First off, my trading timeframes vary from short to intermediate, but I am looking at the bigger picture to compound risk premium over time in the US stock market. I like to build quantitative trading systems that don’t need me in front of the screens during market hours.
I had been swing trading and studying technical analysis for couple of years when I started backtesting and optimizing my rule-based ideas in the midst of 2019. I’ve been using spreadsheets and price charts to manually backtest (paper trade) systems on historical data, mostly starting from 2000 when modern technology started to revolutionize financial markets. After working on each trading system separately, I constructed a portfolio of four systems that made the cut. Below is its performance for the last 20 years period.
The four strategies complement each other in changing market regimes; including styles of trend, momentum and mean-reversion; positions are taken long and short.
The main principles for creating my trading systems are:
1. Theory-driven, no data mining.
2. Robust and simple, no curve-fitting to any specific period or market condition.
3. Take small losses, let profits run, add to winners.
4. Try to break the system, not to prove it.
Below is the summarized backtest of four systems (4-Portfolio) from Sep 2000 to Aug 2020, over 1000 trades with win rate of 48% and profit factor of 2,78. Fees, slippage and dividends are included in data.
The log-scale equity curve is based on closed trades and the S&P 500 index respectively (dividends reinvested), the right edge represents some open profit. There were years when it didn’t perform so well, which would probably have tempted many to scratch it and move on. My 4-Portfolio (blue) outperformed the S&P 500 index (orange) significantly with less volatility. With $100k starting capital, the 4-Portfolio account had grown to $1,97M while the S&P 500 account had grown to $343k in the same 20 years time. I must note that with dynamic money management rules, the portfolio can occasionally be modestly leveraged while the index account in this example is not. The ’00s was one of the worst decades in US stock market history and the ’10s was one of the best. It’s interesting to note that running the comparison to index for the last 10 years only, the final results of the two did not differ that much.
4-Portfolio | S&P 500 |
---|---|
CAGR: 16,06% | CAGR: 6,36% |
Volatility: 12,37% | Volatility: 17,17% |
MaxDD: -16,21% | MaxDD: -55,2% |
What I learned from this exercise:
– Sitting on sidelines waiting for the best setup can often underperform the market because a lot of moves are missed.
– Need to accept random price moves even for the best trading signals.
– A system with high profit factor can be no good if it rarely gives any trade. A less profitable system with higher trade frequency can bring better returns.

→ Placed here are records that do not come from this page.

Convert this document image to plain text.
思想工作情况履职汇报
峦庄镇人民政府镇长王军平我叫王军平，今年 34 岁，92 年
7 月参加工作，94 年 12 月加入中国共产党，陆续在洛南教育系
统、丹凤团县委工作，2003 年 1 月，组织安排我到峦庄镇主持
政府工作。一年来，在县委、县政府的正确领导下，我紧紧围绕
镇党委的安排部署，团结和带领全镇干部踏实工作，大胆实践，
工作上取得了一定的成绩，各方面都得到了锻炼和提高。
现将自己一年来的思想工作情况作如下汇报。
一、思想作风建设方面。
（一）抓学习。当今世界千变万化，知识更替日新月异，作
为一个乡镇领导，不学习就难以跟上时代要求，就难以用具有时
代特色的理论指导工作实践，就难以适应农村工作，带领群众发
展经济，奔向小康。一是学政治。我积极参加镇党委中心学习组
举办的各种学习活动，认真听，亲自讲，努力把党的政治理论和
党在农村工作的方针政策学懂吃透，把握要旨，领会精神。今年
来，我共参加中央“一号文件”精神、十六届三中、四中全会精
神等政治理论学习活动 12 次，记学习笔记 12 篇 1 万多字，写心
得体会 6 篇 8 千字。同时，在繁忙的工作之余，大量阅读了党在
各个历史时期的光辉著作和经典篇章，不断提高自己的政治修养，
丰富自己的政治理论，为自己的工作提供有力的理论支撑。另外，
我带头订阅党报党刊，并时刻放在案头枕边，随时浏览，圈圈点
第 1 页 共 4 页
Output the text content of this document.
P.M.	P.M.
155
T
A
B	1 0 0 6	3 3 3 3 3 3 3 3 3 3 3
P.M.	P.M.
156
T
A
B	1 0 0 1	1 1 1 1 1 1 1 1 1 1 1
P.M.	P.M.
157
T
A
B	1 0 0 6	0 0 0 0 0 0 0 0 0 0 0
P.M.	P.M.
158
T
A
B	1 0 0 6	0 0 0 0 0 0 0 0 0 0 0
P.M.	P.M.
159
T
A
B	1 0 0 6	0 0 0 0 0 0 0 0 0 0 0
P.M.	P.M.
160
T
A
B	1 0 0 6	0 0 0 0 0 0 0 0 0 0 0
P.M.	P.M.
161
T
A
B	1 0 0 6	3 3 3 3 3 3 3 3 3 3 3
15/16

– The correlation of holdings or strategies in a portfolio should be kept as uncorrelated as possible. Otherwise, risk allocation could give a false illusion of diversification while in fact, all positions will tend to move together, which is particularly significant in a market crash.
– Good ideas often turn out to be bad when tested, because when quantified they don’t give enough positive expectancy to be considered.
– Annual return may vary a lot. Portfolio is in a drawdown most of the time (not hitting equity ATH) and even a good system can stay flat for a year or longer.
– Compounding works wonders, but also for losses.
– Short-term ebb and flow in equity is irrelevant in the long run.
– Instead of looking only at absolute returns, it’s important to consider the risk and volatility to get there.
The future will obviously be unique, but following a tested roadmap gives confidence and restful sleep. While the systems have been running live for some time now, gathering real results will continue to forward test it with out-of-sample analysis, ables to apply walk forward analysis on a longer timescale to keep optimization viable. My plan is to bring more automation into the process, switch from manual backtesting to software, keep crunching data and test new trading ideas. Overall, I am pleased with the results and it created a foundation to work on.